Tania laughed drily. ‘My god, Gerry, I knew the girl’s parents. Her father was a teacher and poet, her mother a musician, played the viola, gentlest people in the world. I’m sure Naomi’s never had a real spanking in her life. Not that she couldn’t use one …’ Eileen set her empty glass down on the rim of the basin, stared at us bleakly for a moment as though trying to place us, then dropped the seat of the toilet, lifted her limp skirt, pushed her pants down to her knees, and sat to pee. ‘Or maybe she’s at the wrong party …’

‘It’s blocked, Eileen,’ I said. I noticed that my electric razor was missing. Not (Tania was staring down at her dirndl in the tub of suds, lost in thought, it was as good a moment as any) in the linen cupboard either. ‘You should use the one downstairs.’

‘Somebody’s in there,’ she replied dully. ‘I think it’s Janice Trainer and some guy.’ I hung fresh towels on the racks, got out a washcloth and soaked it in cold water. Eileen looked down at her shoes and, peeing disconsolately, said to them: ‘I’m sorry …’

‘Here, Eileen, hold this against your face.’

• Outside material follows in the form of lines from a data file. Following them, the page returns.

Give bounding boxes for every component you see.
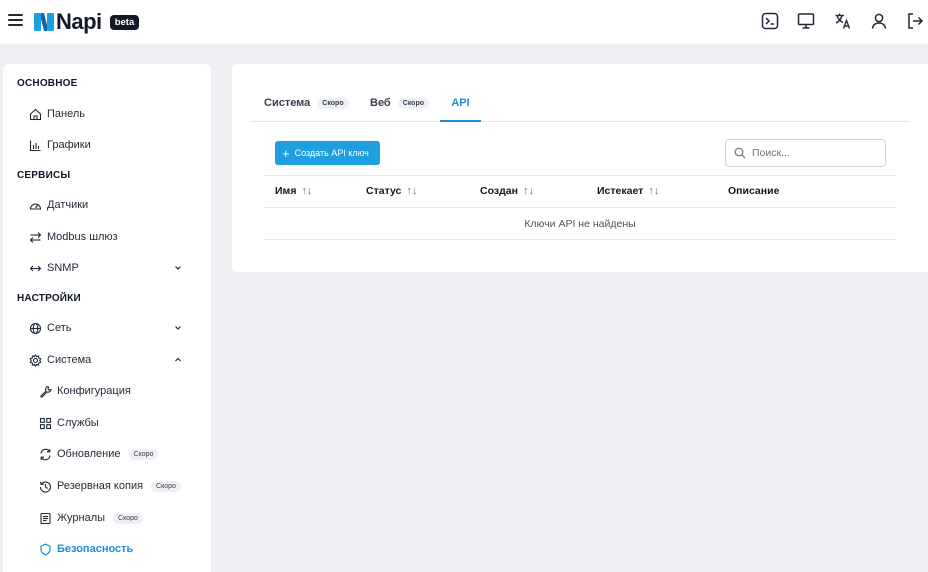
sidebar-item-modbus[interactable]: Modbus шлюз xyxy=(3,226,211,248)
soon-badge: Скоро xyxy=(113,512,143,524)
soon-badge: Скоро xyxy=(151,480,181,492)
column-header-label: Истекает xyxy=(597,185,644,197)
top-header: Napi beta xyxy=(0,0,928,44)
chevron-down-icon[interactable] xyxy=(173,263,183,273)
tab-label: Система xyxy=(264,97,311,109)
monitor-icon[interactable] xyxy=(797,12,815,30)
main-card: Система Скоро Веб Скоро API + Создать AP… xyxy=(232,64,928,272)
sidebar-item-update[interactable]: Обновление Скоро xyxy=(3,443,211,465)
chevron-up-icon[interactable] xyxy=(173,355,183,365)
sidebar-item-label: Графики xyxy=(47,139,91,151)
sidebar-item-label: Датчики xyxy=(47,199,89,211)
sidebar-item-label: Система xyxy=(47,354,92,366)
sidebar: ОСНОВНОЕ Панель Графики СЕРВИСЫ Датчики … xyxy=(3,64,211,572)
sidebar-item-label: Панель xyxy=(47,108,86,120)
logo-icon xyxy=(34,13,54,31)
sidebar-item-label: Сеть xyxy=(47,322,72,334)
grid-icon xyxy=(39,417,52,429)
sidebar-item-configuration[interactable]: Конфигурация xyxy=(3,380,211,402)
tab-api[interactable]: API xyxy=(440,92,481,122)
home-icon xyxy=(29,108,42,120)
column-header-status[interactable]: Статус ↑↓ xyxy=(366,185,417,197)
column-header-label: Описание xyxy=(728,185,780,197)
soon-badge: Скоро xyxy=(128,448,159,460)
sidebar-item-security[interactable]: Безопасность xyxy=(3,538,211,560)
search-input[interactable] xyxy=(752,147,872,159)
column-header-description: Описание xyxy=(728,185,779,197)
sort-icon[interactable]: ↑↓ xyxy=(648,185,659,197)
beta-badge: beta xyxy=(109,14,140,30)
section-title-settings: НАСТРОЙКИ xyxy=(17,293,81,304)
refresh-icon xyxy=(40,448,51,460)
chevron-down-icon[interactable] xyxy=(173,323,183,333)
sidebar-item-network[interactable]: Сеть xyxy=(3,317,211,339)
tab-system[interactable]: Система Скоро xyxy=(264,92,349,122)
logo-text: Napi xyxy=(56,9,102,34)
column-header-name[interactable]: Имя ↑↓ xyxy=(275,185,312,197)
column-header-created[interactable]: Создан ↑↓ xyxy=(480,185,534,197)
wrench-icon xyxy=(40,385,52,398)
bar-chart-icon xyxy=(29,140,41,151)
hamburger-menu-icon[interactable] xyxy=(8,14,23,28)
section-title-services: СЕРВИСЫ xyxy=(17,170,71,181)
sidebar-item-label: Службы xyxy=(57,417,99,429)
settings-tabs: Система Скоро Веб Скоро API xyxy=(250,92,910,122)
column-header-expires[interactable]: Истекает ↑↓ xyxy=(597,185,659,197)
log-icon xyxy=(40,512,51,524)
logout-icon[interactable] xyxy=(906,12,924,30)
sidebar-item-label: Modbus шлюз xyxy=(47,231,118,243)
sidebar-item-sensors[interactable]: Датчики xyxy=(3,194,211,216)
sidebar-item-services[interactable]: Службы xyxy=(3,412,211,434)
sidebar-item-label: SNMP xyxy=(47,262,79,274)
tab-label: Веб xyxy=(370,97,391,109)
sidebar-item-label: Журналы xyxy=(57,512,106,524)
tab-label: API xyxy=(451,97,470,109)
create-api-key-button[interactable]: + Создать API ключ xyxy=(275,141,380,165)
section-title-main: ОСНОВНОЕ xyxy=(17,78,78,89)
sidebar-item-snmp[interactable]: SNMP xyxy=(3,257,211,279)
table-header: Имя ↑↓ Статус ↑↓ Создан ↑↓ Истекает ↑↓ О… xyxy=(264,175,896,208)
sort-icon[interactable]: ↑↓ xyxy=(523,185,534,197)
column-header-label: Создан xyxy=(480,185,518,197)
sort-icon[interactable]: ↑↓ xyxy=(301,185,312,197)
sidebar-item-label: Конфигурация xyxy=(57,385,131,397)
gear-icon xyxy=(29,353,42,367)
table-empty-message: Ключи API не найдены xyxy=(264,208,896,240)
history-icon xyxy=(39,481,52,493)
sort-icon[interactable]: ↑↓ xyxy=(406,185,417,197)
shield-icon xyxy=(40,543,51,555)
translate-icon[interactable] xyxy=(834,12,852,30)
sidebar-item-system[interactable]: Система xyxy=(3,349,211,371)
sidebar-item-label: Обновление xyxy=(57,448,121,460)
terminal-icon[interactable] xyxy=(761,12,779,30)
gauge-icon xyxy=(29,203,42,210)
sidebar-item-charts[interactable]: Графики xyxy=(3,134,211,156)
sidebar-item-backup[interactable]: Резервная копия Скоро xyxy=(3,475,211,497)
soon-badge: Скоро xyxy=(317,98,349,109)
column-header-label: Имя xyxy=(275,185,297,197)
sidebar-item-label: Резервная копия xyxy=(57,480,144,492)
plus-icon: + xyxy=(282,145,290,161)
tab-web[interactable]: Веб Скоро xyxy=(370,92,430,122)
sidebar-item-logs[interactable]: Журналы Скоро xyxy=(3,507,211,529)
arrows-horizontal-icon xyxy=(29,265,42,271)
arrows-exchange-icon xyxy=(29,231,42,243)
search-box[interactable] xyxy=(725,139,886,167)
logo[interactable]: Napi beta xyxy=(34,8,140,36)
sidebar-item-dashboard[interactable]: Панель xyxy=(3,103,211,125)
soon-badge: Скоро xyxy=(397,98,430,109)
globe-icon xyxy=(29,322,42,334)
user-icon[interactable] xyxy=(870,12,888,30)
sidebar-item-label: Безопасность xyxy=(57,543,134,555)
search-icon xyxy=(734,147,746,159)
column-header-label: Статус xyxy=(366,185,402,197)
create-api-key-label: Создать API ключ xyxy=(294,148,369,158)
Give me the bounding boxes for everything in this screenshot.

‘It’s so sad,’ she said, ‘and there’s nothing we can do about it.’ She blew her nose in the washcloth. ‘And the worst thing is, I don’t feel a thing. That’s what’s horrible. They’re both killed and I don’t feel a thing.’

‘You feel sad.’

‘I felt sad when I came here.’ She’d left the door open: Alison didn’t seem to be around, but the sewing room light was on. I felt vaguely frightened and wanted her close to me again. Eileen twisted her finger in her cotton drawers, looked up at me. ‘Your wife was asking for you, Gerry.’

‘I know. I’m going.’

‘Gerry, do me a favor,’ Tania said, stopping me just as I stepped out the door.

‘It’s … it’s not over, you know,’ Eileen murmured softly behind her, posted there as above some deep abyss. Her urine had dwindled, but now it started up again, rattling against the clog of paper like a disturbing thought.

‘I’m worried about Mavis. Something about that look on her face. I can’t get it out of my mind. Check on her for me, will you?’

‘Sure, Tania. Should I—?’

But something she’d seen past my shoulder had made her frown suddenly and close the door. I turned to look: the two uniformed officers were coming up the stairs. Nobody in the sewing room now except Sally Ann and Dickie. My mother-in-law’s room was locked. The policemen had paused on the landing, hats tipped back, arguing about something around mouthfuls of food: it seemed to be about which sandwich was whose, but the party noises from below drowned them out. In the sewing room (little Gerald’s room actually — left more or less as it was ever since the stillbirth, the walls still a bright green, decals on all the furniture and closet doors, only a couch and a sewing machine added), Sally Ann was trying to thread a needle, and Dickie, cuddling behind her, had reached around and pushed his hand down inside her jeans. She glanced up, saw me watching, pulled his hand out as though to kiss it, and stabbed it with the needle. As the policemen started up the stairs again, alerted by Dickie’s yell, I decided it might be a good moment to get changed. Also I needed time to think. Too much was happening too fast and I was beginning to feel like my mother on that ski slope, sit down, sit down.